James Cameron, who gambled big on Titanic and won big, is, without question, a masterful movie maker. He also fancies himself as a quintessential explorer à la Columbus, and holds the title of National Geographic Explorer-in-Residence. His domain is the deep sea.

He starts this thoroughly autobiographical film out with him as a child interested in exploration, and flashes back to those scenes throughout the movie.

This is the story of Cameron building a state of the art submersible that can withstand the extraordinary pressure of being seven miles under the sea to dive far deeper than anyone before. No man-made vehicle had ever been able to withstand that kind of pressure. None had ever gone half as deep before. Talk about “going where no man has gone before.”

And what is even more remarkable is that Cameron went alone. The space he occupied in the ship was so small he has to sit in it like he’s in the womb. It created claustrophobia just sitting in the theater watching him.

While I was hoping for some beautiful undersea photography, 2/3 of the film is the story of building the submersible and planning for the dive with his team. Only at the one hour mark does he actually take the dive.

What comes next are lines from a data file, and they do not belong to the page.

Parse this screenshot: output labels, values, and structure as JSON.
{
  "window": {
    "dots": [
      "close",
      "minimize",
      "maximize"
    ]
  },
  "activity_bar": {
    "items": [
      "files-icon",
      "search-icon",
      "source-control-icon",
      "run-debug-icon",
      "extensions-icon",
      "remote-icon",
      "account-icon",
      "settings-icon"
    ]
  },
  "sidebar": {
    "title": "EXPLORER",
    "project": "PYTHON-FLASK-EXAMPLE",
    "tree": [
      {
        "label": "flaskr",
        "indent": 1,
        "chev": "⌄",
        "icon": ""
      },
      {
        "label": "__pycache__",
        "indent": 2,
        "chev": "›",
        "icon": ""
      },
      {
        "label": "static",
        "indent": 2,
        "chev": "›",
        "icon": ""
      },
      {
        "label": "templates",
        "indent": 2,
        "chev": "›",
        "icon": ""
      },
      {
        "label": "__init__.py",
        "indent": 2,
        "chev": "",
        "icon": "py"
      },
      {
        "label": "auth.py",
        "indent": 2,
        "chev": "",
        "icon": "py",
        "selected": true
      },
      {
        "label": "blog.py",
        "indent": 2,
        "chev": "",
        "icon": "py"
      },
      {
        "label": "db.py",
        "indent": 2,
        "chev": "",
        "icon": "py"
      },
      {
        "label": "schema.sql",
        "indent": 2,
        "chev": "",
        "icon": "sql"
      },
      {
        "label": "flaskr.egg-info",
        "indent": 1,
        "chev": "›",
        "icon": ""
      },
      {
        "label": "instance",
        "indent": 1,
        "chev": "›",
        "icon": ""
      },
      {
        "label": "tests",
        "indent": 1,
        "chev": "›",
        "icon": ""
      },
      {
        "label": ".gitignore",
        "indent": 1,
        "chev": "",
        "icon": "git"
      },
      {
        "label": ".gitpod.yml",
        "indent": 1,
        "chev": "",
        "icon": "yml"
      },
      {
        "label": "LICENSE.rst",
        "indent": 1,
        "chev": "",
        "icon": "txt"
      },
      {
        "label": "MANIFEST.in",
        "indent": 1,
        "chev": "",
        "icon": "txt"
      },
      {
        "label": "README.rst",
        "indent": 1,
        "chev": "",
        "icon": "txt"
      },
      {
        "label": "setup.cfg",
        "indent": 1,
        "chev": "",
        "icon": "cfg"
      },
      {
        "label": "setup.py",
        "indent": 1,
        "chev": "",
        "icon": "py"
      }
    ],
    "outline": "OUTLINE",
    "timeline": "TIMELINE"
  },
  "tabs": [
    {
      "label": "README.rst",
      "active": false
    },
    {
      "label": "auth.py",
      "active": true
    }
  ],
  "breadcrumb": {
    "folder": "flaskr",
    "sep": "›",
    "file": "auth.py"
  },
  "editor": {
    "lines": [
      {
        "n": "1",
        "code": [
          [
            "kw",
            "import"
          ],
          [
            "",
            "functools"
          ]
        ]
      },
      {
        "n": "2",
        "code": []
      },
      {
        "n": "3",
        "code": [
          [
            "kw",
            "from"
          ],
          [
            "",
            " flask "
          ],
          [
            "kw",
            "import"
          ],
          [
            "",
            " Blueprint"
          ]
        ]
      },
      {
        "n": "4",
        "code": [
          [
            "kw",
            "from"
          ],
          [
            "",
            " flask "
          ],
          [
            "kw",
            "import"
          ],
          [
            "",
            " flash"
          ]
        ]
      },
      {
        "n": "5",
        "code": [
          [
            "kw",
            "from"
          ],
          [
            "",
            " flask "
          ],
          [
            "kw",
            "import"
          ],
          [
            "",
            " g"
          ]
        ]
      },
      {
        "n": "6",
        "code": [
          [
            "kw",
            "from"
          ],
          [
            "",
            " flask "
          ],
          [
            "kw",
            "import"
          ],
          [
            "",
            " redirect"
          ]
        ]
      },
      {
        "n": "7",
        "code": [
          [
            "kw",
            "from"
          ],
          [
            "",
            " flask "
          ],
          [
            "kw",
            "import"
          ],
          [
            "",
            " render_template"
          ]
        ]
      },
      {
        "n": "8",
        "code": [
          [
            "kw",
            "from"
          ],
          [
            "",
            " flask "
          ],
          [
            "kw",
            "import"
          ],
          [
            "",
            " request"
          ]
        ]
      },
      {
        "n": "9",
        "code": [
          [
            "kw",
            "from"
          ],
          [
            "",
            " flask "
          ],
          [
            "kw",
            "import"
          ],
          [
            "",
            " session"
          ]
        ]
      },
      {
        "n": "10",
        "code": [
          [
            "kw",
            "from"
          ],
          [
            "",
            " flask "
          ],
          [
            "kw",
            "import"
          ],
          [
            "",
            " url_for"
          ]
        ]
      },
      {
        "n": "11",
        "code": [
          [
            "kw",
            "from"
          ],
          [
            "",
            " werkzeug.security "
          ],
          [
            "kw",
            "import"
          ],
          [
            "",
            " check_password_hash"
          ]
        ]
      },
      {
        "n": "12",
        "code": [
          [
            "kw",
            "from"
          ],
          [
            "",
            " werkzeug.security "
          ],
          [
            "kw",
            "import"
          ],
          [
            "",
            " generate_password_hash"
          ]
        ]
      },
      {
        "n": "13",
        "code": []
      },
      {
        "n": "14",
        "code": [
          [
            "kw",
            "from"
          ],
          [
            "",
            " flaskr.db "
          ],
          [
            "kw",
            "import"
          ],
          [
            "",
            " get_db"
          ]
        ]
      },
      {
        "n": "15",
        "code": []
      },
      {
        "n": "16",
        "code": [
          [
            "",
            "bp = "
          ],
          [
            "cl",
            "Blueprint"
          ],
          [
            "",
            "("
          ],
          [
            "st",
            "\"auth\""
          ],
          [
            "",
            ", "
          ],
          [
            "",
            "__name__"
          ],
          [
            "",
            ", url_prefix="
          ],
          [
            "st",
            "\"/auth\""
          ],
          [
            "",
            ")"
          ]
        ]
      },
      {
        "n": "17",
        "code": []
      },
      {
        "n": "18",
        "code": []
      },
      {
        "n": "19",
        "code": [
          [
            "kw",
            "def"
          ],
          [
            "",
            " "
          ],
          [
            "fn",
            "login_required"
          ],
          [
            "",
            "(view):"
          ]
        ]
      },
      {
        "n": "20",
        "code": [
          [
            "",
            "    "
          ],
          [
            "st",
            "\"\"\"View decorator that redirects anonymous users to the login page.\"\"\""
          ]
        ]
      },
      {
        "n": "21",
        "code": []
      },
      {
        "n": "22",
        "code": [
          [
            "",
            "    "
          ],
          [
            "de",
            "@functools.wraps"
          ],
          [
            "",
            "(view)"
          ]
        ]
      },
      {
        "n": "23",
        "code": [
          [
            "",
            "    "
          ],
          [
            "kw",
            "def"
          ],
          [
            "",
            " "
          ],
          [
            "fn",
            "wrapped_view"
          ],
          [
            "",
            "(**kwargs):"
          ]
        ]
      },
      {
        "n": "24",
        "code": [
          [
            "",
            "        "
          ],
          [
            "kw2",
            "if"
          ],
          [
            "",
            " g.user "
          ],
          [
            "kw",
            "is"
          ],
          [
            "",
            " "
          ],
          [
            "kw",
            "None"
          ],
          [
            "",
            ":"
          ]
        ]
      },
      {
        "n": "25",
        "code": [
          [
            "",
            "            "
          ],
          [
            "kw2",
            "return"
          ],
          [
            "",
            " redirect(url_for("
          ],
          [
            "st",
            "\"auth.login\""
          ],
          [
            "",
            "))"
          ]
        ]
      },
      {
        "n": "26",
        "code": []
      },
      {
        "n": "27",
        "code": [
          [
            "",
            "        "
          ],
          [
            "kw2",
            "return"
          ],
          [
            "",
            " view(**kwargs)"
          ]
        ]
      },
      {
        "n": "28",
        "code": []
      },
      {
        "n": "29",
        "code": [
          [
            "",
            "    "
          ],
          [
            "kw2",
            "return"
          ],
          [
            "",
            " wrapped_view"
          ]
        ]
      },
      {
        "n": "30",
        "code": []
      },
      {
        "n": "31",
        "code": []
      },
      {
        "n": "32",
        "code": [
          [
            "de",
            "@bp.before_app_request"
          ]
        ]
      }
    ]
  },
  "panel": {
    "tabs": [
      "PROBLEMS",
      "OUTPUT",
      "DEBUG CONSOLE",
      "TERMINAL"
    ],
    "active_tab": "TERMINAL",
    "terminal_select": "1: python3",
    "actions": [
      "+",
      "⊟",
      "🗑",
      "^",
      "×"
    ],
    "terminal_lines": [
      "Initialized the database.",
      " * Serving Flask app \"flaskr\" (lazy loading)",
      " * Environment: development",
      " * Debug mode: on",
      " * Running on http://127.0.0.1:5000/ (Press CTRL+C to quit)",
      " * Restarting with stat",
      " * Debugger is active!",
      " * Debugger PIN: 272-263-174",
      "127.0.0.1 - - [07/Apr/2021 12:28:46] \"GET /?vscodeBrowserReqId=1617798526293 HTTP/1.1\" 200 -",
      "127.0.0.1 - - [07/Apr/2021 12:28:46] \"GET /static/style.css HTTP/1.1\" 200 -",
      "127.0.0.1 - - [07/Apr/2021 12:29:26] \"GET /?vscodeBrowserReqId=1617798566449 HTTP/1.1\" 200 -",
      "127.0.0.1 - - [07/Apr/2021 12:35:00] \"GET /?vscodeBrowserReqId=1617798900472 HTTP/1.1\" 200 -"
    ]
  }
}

So this is not a film to be seen because of eye-popping cinematography.

I’ve seen lots of stuff like this on TV and am generally disappointed, because it’s more the story of how they did it than what they actually did.

There are some shots of the ship taken from outside the ship that looked too far away to have been shot with the cameras that are attached to the ship. It’s impossible to think that shots such as these are possible, so they must have been recreations. How could they have taken a shot of the ship rising from the floor of the ocean seven miles deep and retrieved it?

Finally, though, there is live action recording of Cameron in his vehicle running into problems and apparently meeting them with aplomb (“This isn’t good.”). I say "apparently" because the skeptic in me recognizes that it doesn't take much "movie magic" to shoot these scenes after the dive was completed and make them look like they were shot live on the bottom of the ocean.  There are some shots from the deep and of some of the creatures he encounters, but not enough (although there probably aren’t many creatures down that deep).

However, it does show that Cameron has the courage of his convictions. It takes a lot of fortitude to get into a ship like this and descend 7 miles to the bottom of the ocean, alone, and knowing that if something goes wrong there’s no hope of rescue.  Moreover, this provides a valuable lesson that if you don’t take chances you lose the opportunities of accomplishment. One can’t come out of this without new respect for Cameron as something more than a maker of dreams for the multitude on the big screen. On Titanic he was risking money and reputation. Here he was risking his life.